Hurricanes hit the East Coast of the US particularly hard this year and caused extensive damage to telecommunications networks. In North Carolina, nearly 80% of cell sites in the disaster area were out of service on September 28 after Hurricane Helene hit, and about 40% were out of service for the affected areas in Tennessee.
Downdetector, a service by Ookla that tracks network outages, was a resource the telecom industry and consumers turned to to keep up with network disruptions during hurricane season.

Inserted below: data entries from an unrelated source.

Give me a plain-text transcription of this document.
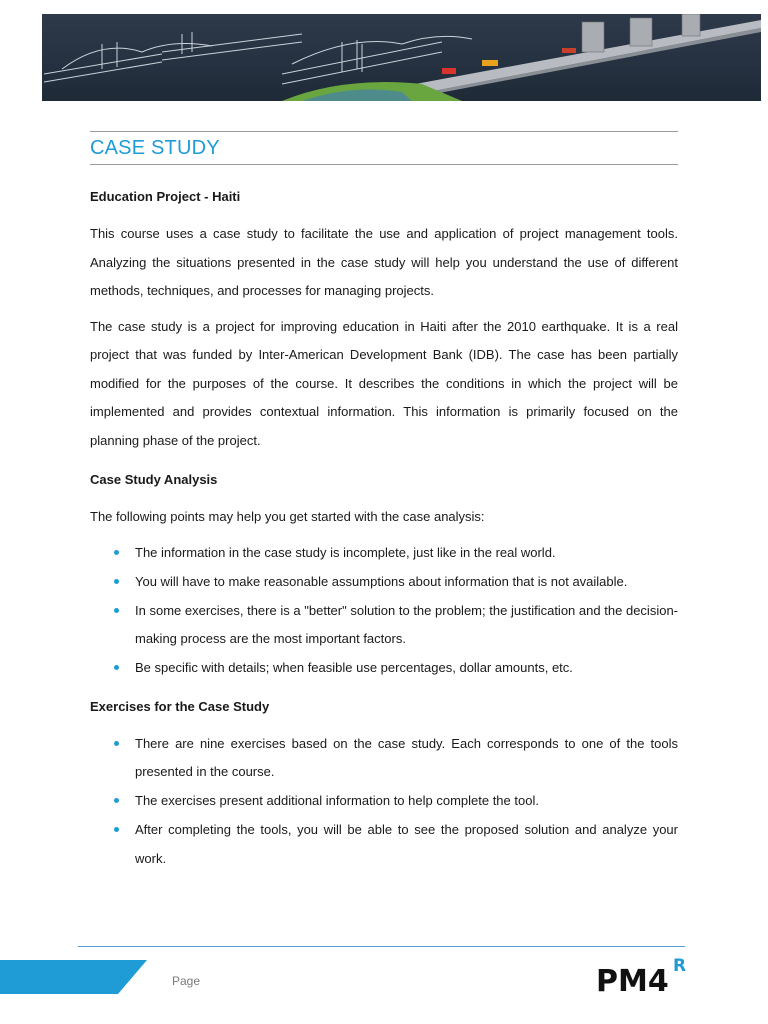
CASE STUDY
Education Project - Haiti

This course uses a case study to facilitate the use and application of project management tools. Analyzing the situations presented in the case study will help you understand the use of different methods, techniques, and processes for managing projects.

The case study is a project for improving education in Haiti after the 2010 earthquake. It is a real project that was funded by Inter-American Development Bank (IDB). The case has been partially modified for the purposes of the course. It describes the conditions in which the project will be implemented and provides contextual information. This information is primarily focused on the planning phase of the project.

Case Study Analysis

The following points may help you get started with the case analysis:

The information in the case study is incomplete, just like in the real world.
You will have to make reasonable assumptions about information that is not available.
In some exercises, there is a "better" solution to the problem; the justification and the decision-making process are the most important factors.
Be specific with details; when feasible use percentages, dollar amounts, etc.
Exercises for the Case Study
There are nine exercises based on the case study. Each corresponds to one of the tools presented in the course.
The exercises present additional information to help complete the tool.
After completing the tools, you will be able to see the proposed solution and analyze your work.
Page	PM4 R
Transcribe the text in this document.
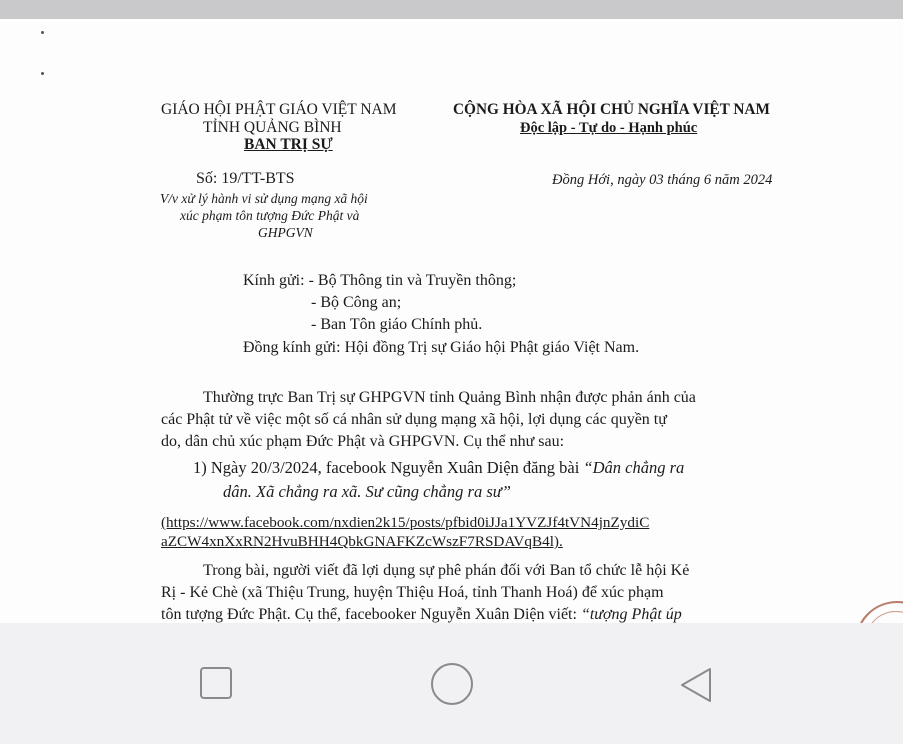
GIÁO HỘI PHẬT GIÁO VIỆT NAM
TỈNH QUẢNG BÌNH
BAN TRỊ SỰ
CỘNG HÒA XÃ HỘI CHỦ NGHĨA VIỆT NAM
Độc lập - Tự do - Hạnh phúc
Số: 19/TT-BTS	Đồng Hới, ngày 03 tháng 6 năm 2024
V/v xử lý hành vi sử dụng mạng xã hội
xúc phạm tôn tượng Đức Phật và
GHPGVN
Kính gửi: - Bộ Thông tin và Truyền thông;
- Bộ Công an;
- Ban Tôn giáo Chính phủ.
Đồng kính gửi: Hội đồng Trị sự Giáo hội Phật giáo Việt Nam.
Thường trực Ban Trị sự GHPGVN tỉnh Quảng Bình nhận được phản ánh của
các Phật tử về việc một số cá nhân sử dụng mạng xã hội, lợi dụng các quyền tự
do, dân chủ xúc phạm Đức Phật và GHPGVN. Cụ thể như sau:
1) Ngày 20/3/2024, facebook Nguyễn Xuân Diện đăng bài “Dân chẳng ra
dân. Xã chẳng ra xã. Sư cũng chẳng ra sư”
(https://www.facebook.com/nxdien2k15/posts/pfbid0iJJa1YVZJf4tVN4jnZydiC
aZCW4xnXxRN2HvuBHH4QbkGNAFKZcWszF7RSDAVqB4l).
Trong bài, người viết đã lợi dụng sự phê phán đối với Ban tổ chức lễ hội Kẻ
Rị - Kẻ Chè (xã Thiệu Trung, huyện Thiệu Hoá, tỉnh Thanh Hoá) để xúc phạm
tôn tượng Đức Phật. Cụ thể, facebooker Nguyễn Xuân Diện viết: “tượng Phật úp
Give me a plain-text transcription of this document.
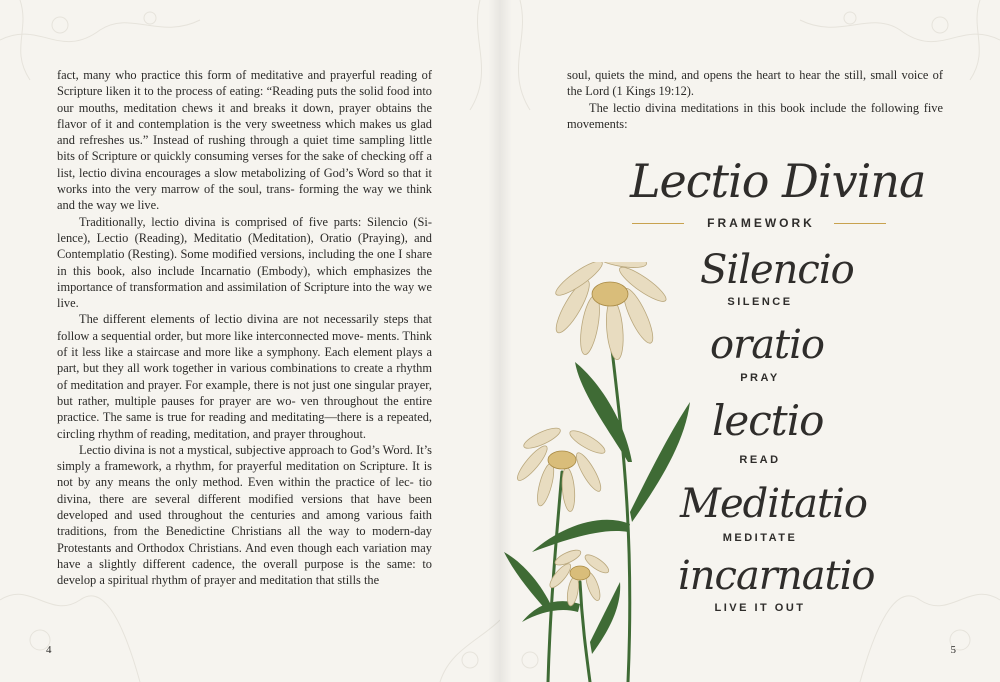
fact, many who practice this form of meditative and prayerful reading of Scripture liken it to the process of eating: “Reading puts the solid food into our mouths, meditation chews it and breaks it down, prayer obtains the flavor of it and contemplation is the very sweetness which makes us glad and refreshes us.” Instead of rushing through a quiet time sampling little bits of Scripture or quickly consuming verses for the sake of checking off a list, lectio divina encourages a slow metabolizing of God’s Word so that it works into the very marrow of the soul, trans- forming the way we think and the way we live.

Traditionally, lectio divina is comprised of five parts: Silencio (Si- lence), Lectio (Reading), Meditatio (Meditation), Oratio (Praying), and Contemplatio (Resting). Some modified versions, including the one I share in this book, also include Incarnatio (Embody), which emphasizes the importance of transformation and assimilation of Scripture into the way we live.

The different elements of lectio divina are not necessarily steps that follow a sequential order, but more like interconnected move- ments. Think of it less like a staircase and more like a symphony. Each element plays a part, but they all work together in various combinations to create a rhythm of meditation and prayer. For example, there is not just one singular prayer, but rather, multiple pauses for prayer are wo- ven throughout the entire practice. The same is true for reading and meditating—there is a repeated, circling rhythm of reading, meditation, and prayer throughout.

Lectio divina is not a mystical, subjective approach to God’s Word. It’s simply a framework, a rhythm, for prayerful meditation on Scripture. It is not by any means the only method. Even within the practice of lec- tio divina, there are several different modified versions that have been developed and used throughout the centuries and among various faith traditions, from the Benedictine Christians all the way to modern-day Protestants and Orthodox Christians. And even though each variation may have a slightly different cadence, the overall purpose is the same: to develop a spiritual rhythm of prayer and meditation that stills the

4

soul, quiets the mind, and opens the heart to hear the still, small voice of the Lord (1 Kings 19:12).

The lectio divina meditations in this book include the following five movements:

Lectio Divina
FRAMEWORK
Silencio
SILENCE
oratio
PRAY
lectio
READ
Meditatio
MEDITATE
incarnatio
LIVE IT OUT
5
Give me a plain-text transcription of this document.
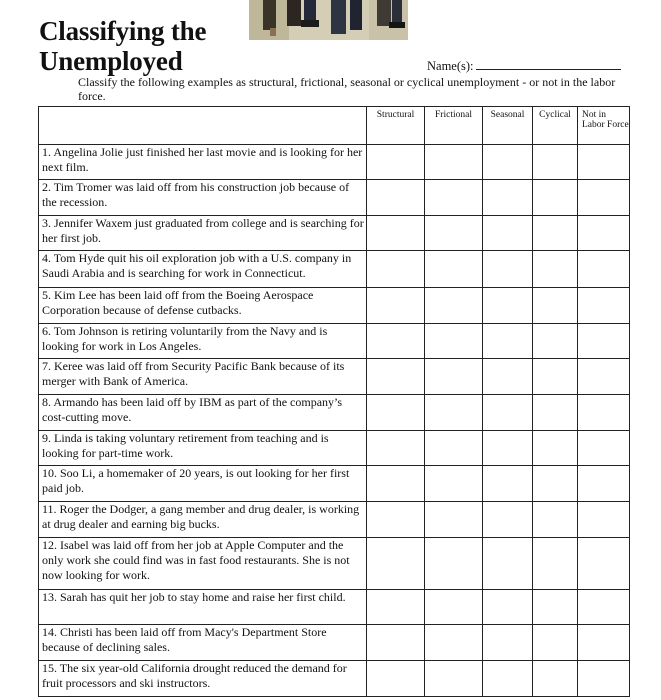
Classifying the
Unemployed	Name(s):
Classify the following examples as structural, frictional, seasonal or cyclical unemployment - or not in the labor force.
	Structural	Frictional	Seasonal	Cyclical	Not in Labor Force
1. Angelina Jolie just finished her last movie and is looking for her next film.					
2. Tim Tromer was laid off from his construction job because of the recession.					
3. Jennifer Waxem just graduated from college and is searching for her first job.					
4. Tom Hyde quit his oil exploration job with a U.S. company in Saudi Arabia and is searching for work in Connecticut.					
5. Kim Lee has been laid off from the Boeing Aerospace Corporation because of defense cutbacks.					
6. Tom Johnson is retiring voluntarily from the Navy and is looking for work in Los Angeles.					
7. Keree was laid off from Security Pacific Bank because of its merger with Bank of America.					
8. Armando has been laid off by IBM as part of the company’s cost-cutting move.					
9. Linda is taking voluntary retirement from teaching and is looking for part-time work.					
10. Soo Li, a homemaker of 20 years, is out looking for her first paid job.					
11. Roger the Dodger, a gang member and drug dealer, is working at drug dealer and earning big bucks.					
12. Isabel was laid off from her job at Apple Computer and the only work she could find was in fast food restaurants. She is not now looking for work.					
13. Sarah has quit her job to stay home and raise her first child.					
14. Christi has been laid off from Macy's Department Store because of declining sales.					
15. The six year-old California drought reduced the demand for fruit processors and ski instructors.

"Downdetector is our near real-time application that … provides consumers with a view into, 'Is there something going on near me or if I am experiencing an issue, what type of issue and I experiencing with a particular operator?'," Chip Strange, Chief Strategy Officer for Ookla, tells Light Reading. "This isn't just about last mile connectivity, it's about the broader Internet itself."
'What's really going on'
Strange joins the podcast to provide a postmortem analysis of the impact of hurricanes Helene and Milton on the East Coast networks. He explains how Downdetector keeps the market informed of both telecommunications and power outages, and how the site analyzes different types of service disruptions. He also shares how many reports of outages came in for each of the three major mobile carriers: Verizon, AT&T and T-Mobile.
During Hurricane Helene, for example, "in the Asheville area, the number of reports on Downdetector were up ten times the average of the previous four weeks," says Strange, adding that "there were a lot of people interacting and trying to understand what was going on with their telecommunications and power infrastructure."
Downdetector helps consumers drill down into "what's really going on" in the network and insights into the cause of outages, he says.